Foreign Policy NSA Security Wikileaks

Edward Snowden Reminds Us All Of What Is Most Important

For the first time since taking shelter in Russia this past August, Wikileaks posted an edited video clip this week showing Edward Snowden speaking at a dinner in Moscow after receiving the Sam Adams prize for integrity in intelligence.

Edward Snowden on the Republican party U.S. intelligence gathering programs:

They hurt our economy. They hurt our country. They limit our ability to speak and think and live and be creative, to have relationships and to associate freely.”

Whoa, whoa, whoa. They limit our ability to think and be creative and to have relationships?

Jesus, what did we ever do before the internet?

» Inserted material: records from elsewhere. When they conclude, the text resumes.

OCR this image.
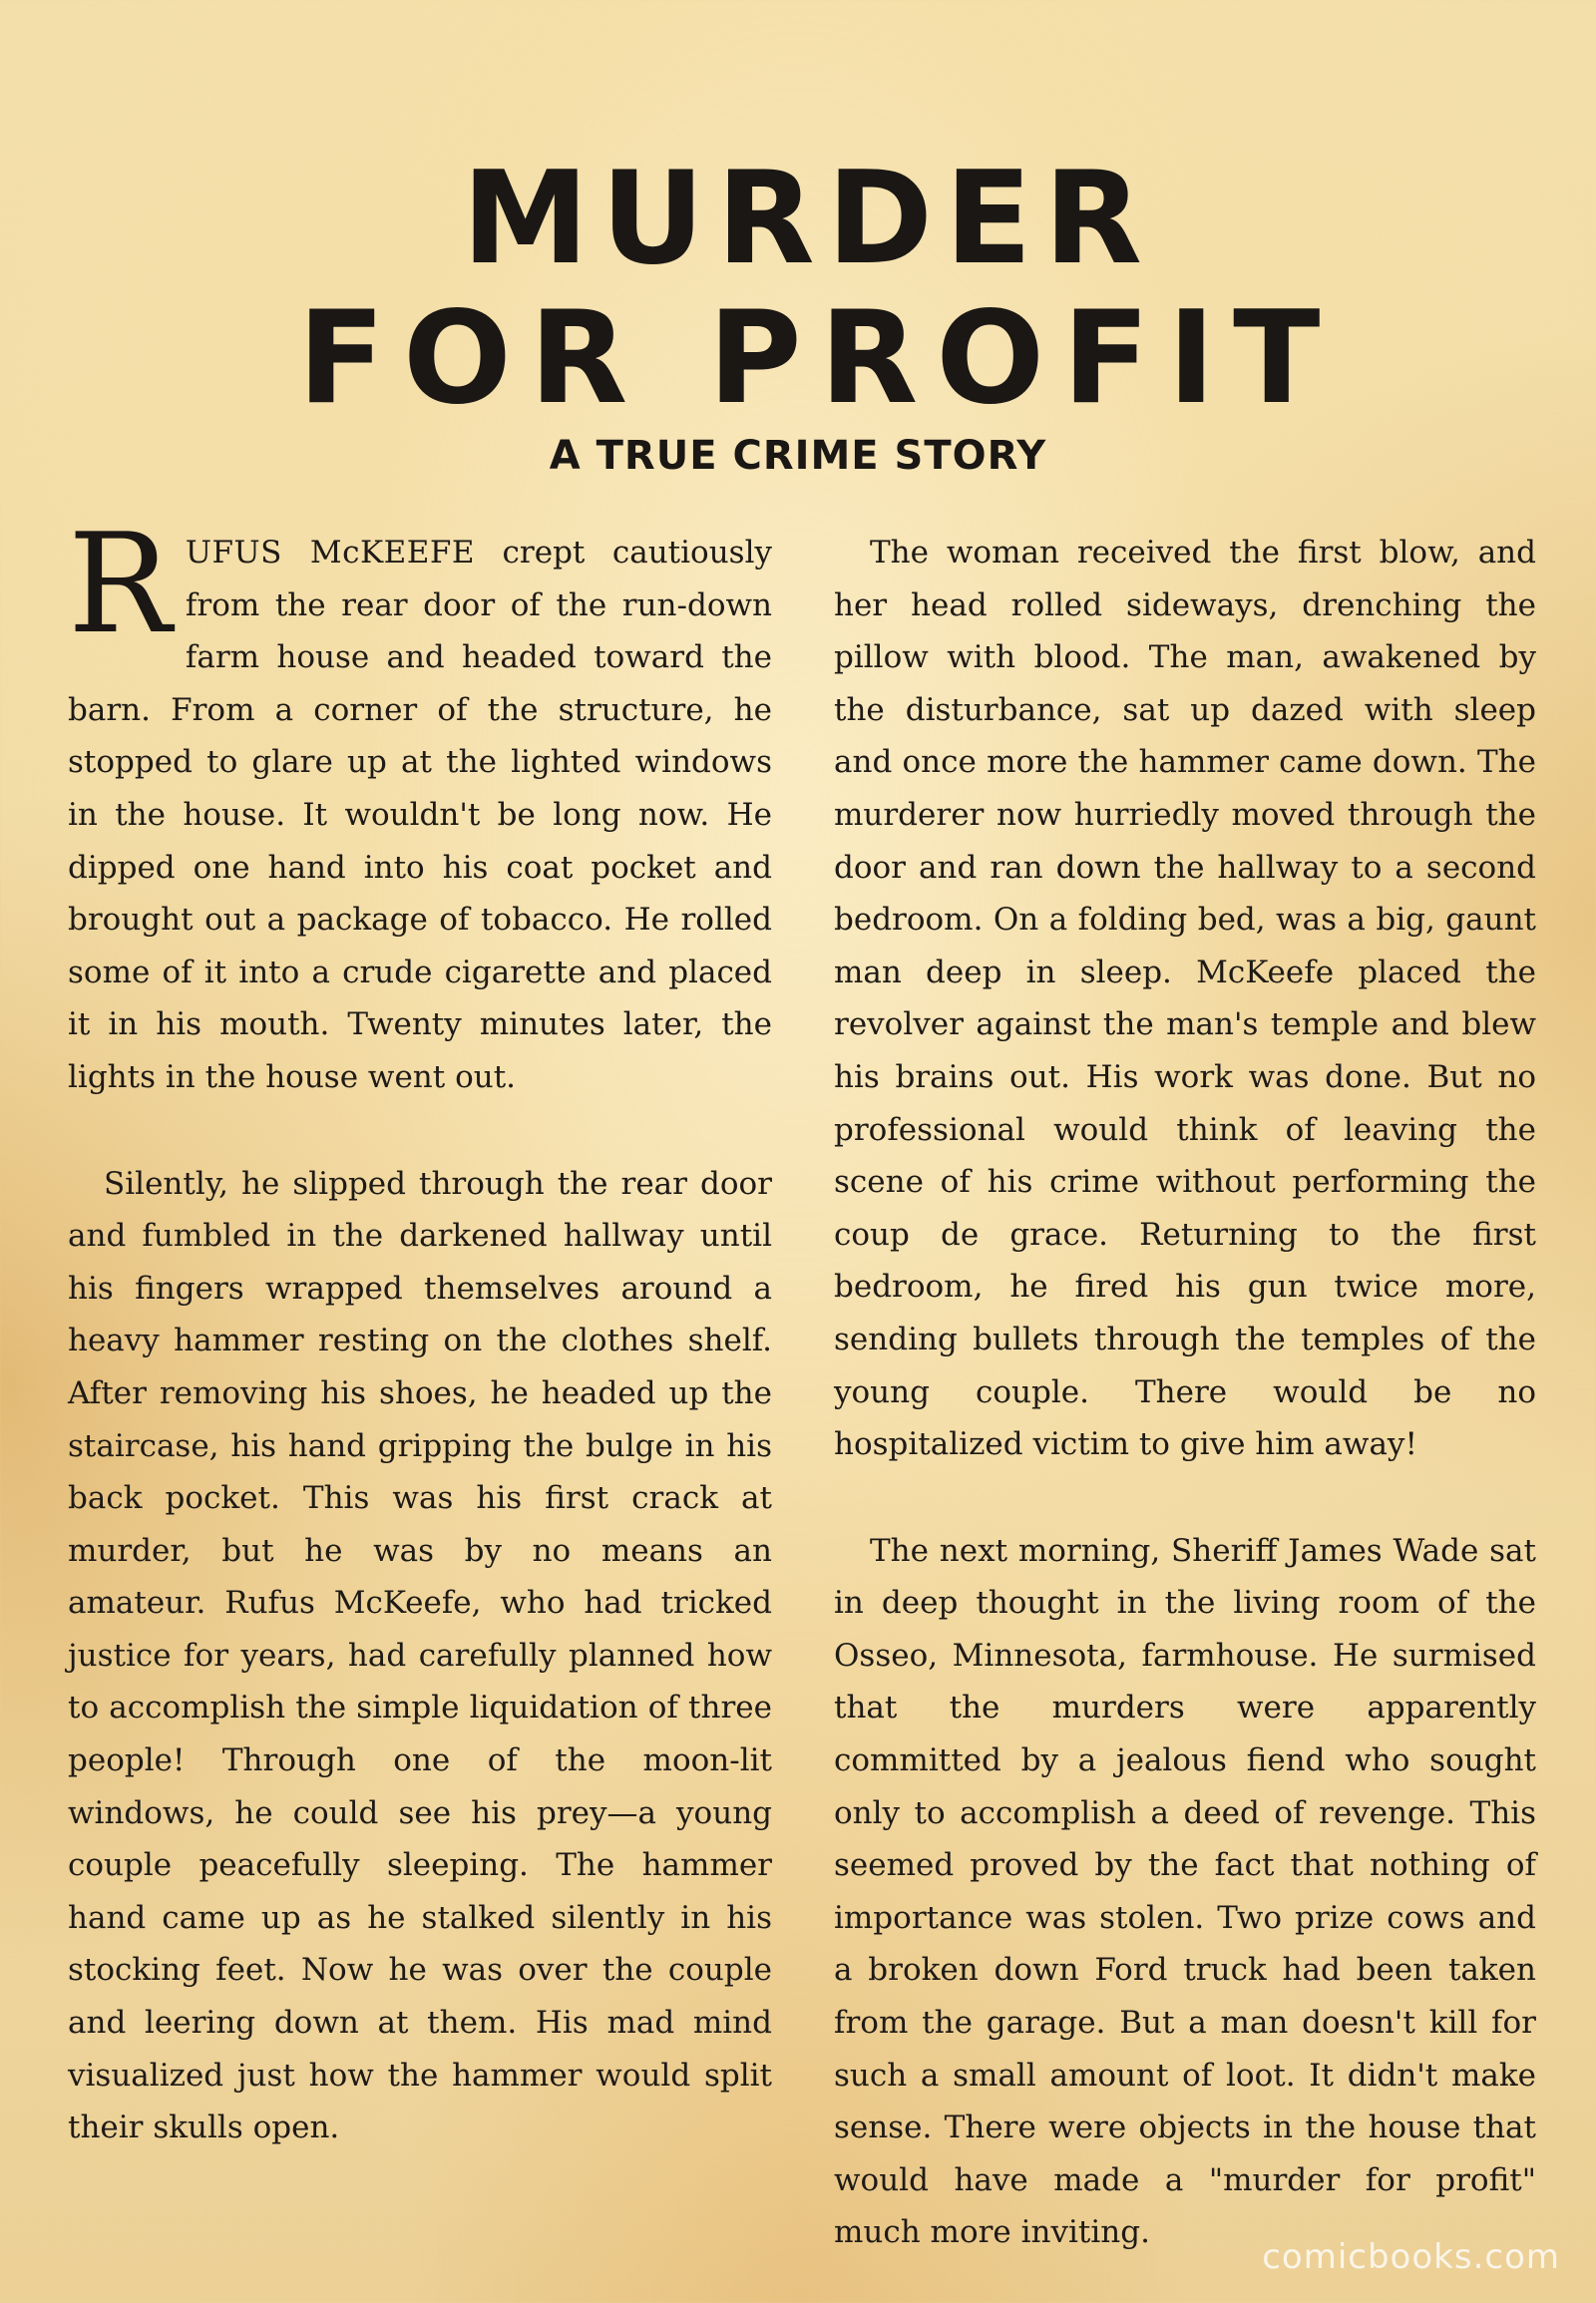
MURDER
FOR PROFIT
A TRUE CRIME STORY

RUFUS McKEEFE crept cautiously from the rear door of the run-down farm house and headed toward the barn. From a corner of the structure, he stopped to glare up at the lighted windows in the house. It wouldn't be long now. He dipped one hand into his coat pocket and brought out a package of tobacco. He rolled some of it into a crude cigarette and placed it in his mouth. Twenty minutes later, the lights in the house went out.

Silently, he slipped through the rear door and fumbled in the darkened hallway until his fingers wrapped themselves around a heavy hammer resting on the clothes shelf. After removing his shoes, he headed up the staircase, his hand gripping the bulge in his back pocket. This was his first crack at murder, but he was by no means an amateur. Rufus McKeefe, who had tricked justice for years, had carefully planned how to accomplish the simple liquidation of three people! Through one of the moon-lit windows, he could see his prey—a young couple peacefully sleeping. The hammer hand came up as he stalked silently in his stocking feet. Now he was over the couple and leering down at them. His mad mind visualized just how the hammer would split their skulls open.

The woman received the first blow, and her head rolled sideways, drenching the pillow with blood. The man, awakened by the disturbance, sat up dazed with sleep and once more the hammer came down. The murderer now hurriedly moved through the door and ran down the hallway to a second bedroom. On a folding bed, was a big, gaunt man deep in sleep. McKeefe placed the revolver against the man's temple and blew his brains out. His work was done. But no professional would think of leaving the scene of his crime without performing the coup de grace. Returning to the first bedroom, he fired his gun twice more, sending bullets through the temples of the young couple. There would be no hospitalized victim to give him away!

The next morning, Sheriff James Wade sat in deep thought in the living room of the Osseo, Minnesota, farmhouse. He surmised that the murders were apparently committed by a jealous fiend who sought only to accomplish a deed of revenge. This seemed proved by the fact that nothing of importance was stolen. Two prize cows and a broken down Ford truck had been taken from the garage. But a man doesn't kill for such a small amount of loot. It didn't make sense. There were objects in the house that would have made a "murder for profit" much more inviting.

comicbooks.com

The U.S. government invented the internet. So, in fact, it is the U.S. government that provided the greatest tool for encouraging democracy, creativity, commerce, and relationships that the world has ever known. You’re welcome, World. Some thanks.

Snowden expounds:

“And there’s a far cry between legal programs, legitimate spying, legitimate law enforcement, where it’s targeted, where it’s based on reasonable suspicion, and individualized suspicion and warranted action. This sort of dragnet mass-surveillance that puts entire populations under sort of an eye that sees everything, even when it’s not needed… if we can’t understand the policies and programs of our government, we cannot grant our consent in regulating them.”

This all-seeing eye failed to catch Edward Snowden stealing state secrets, so obviously it’s not seeing everything. As an expert on espionage, Edward Snowden will decide what is legal, what is needed, and what is reasonable, individualized suspicion. He will decide what written rules of law to circumvent. And if we can’t understand how we got here over the course of over 237 years of progress and industrialization, better just let foreign governments decipher all that information first. Oy.

I’ve asked myself if this has made the country safer. I can’t say that it has.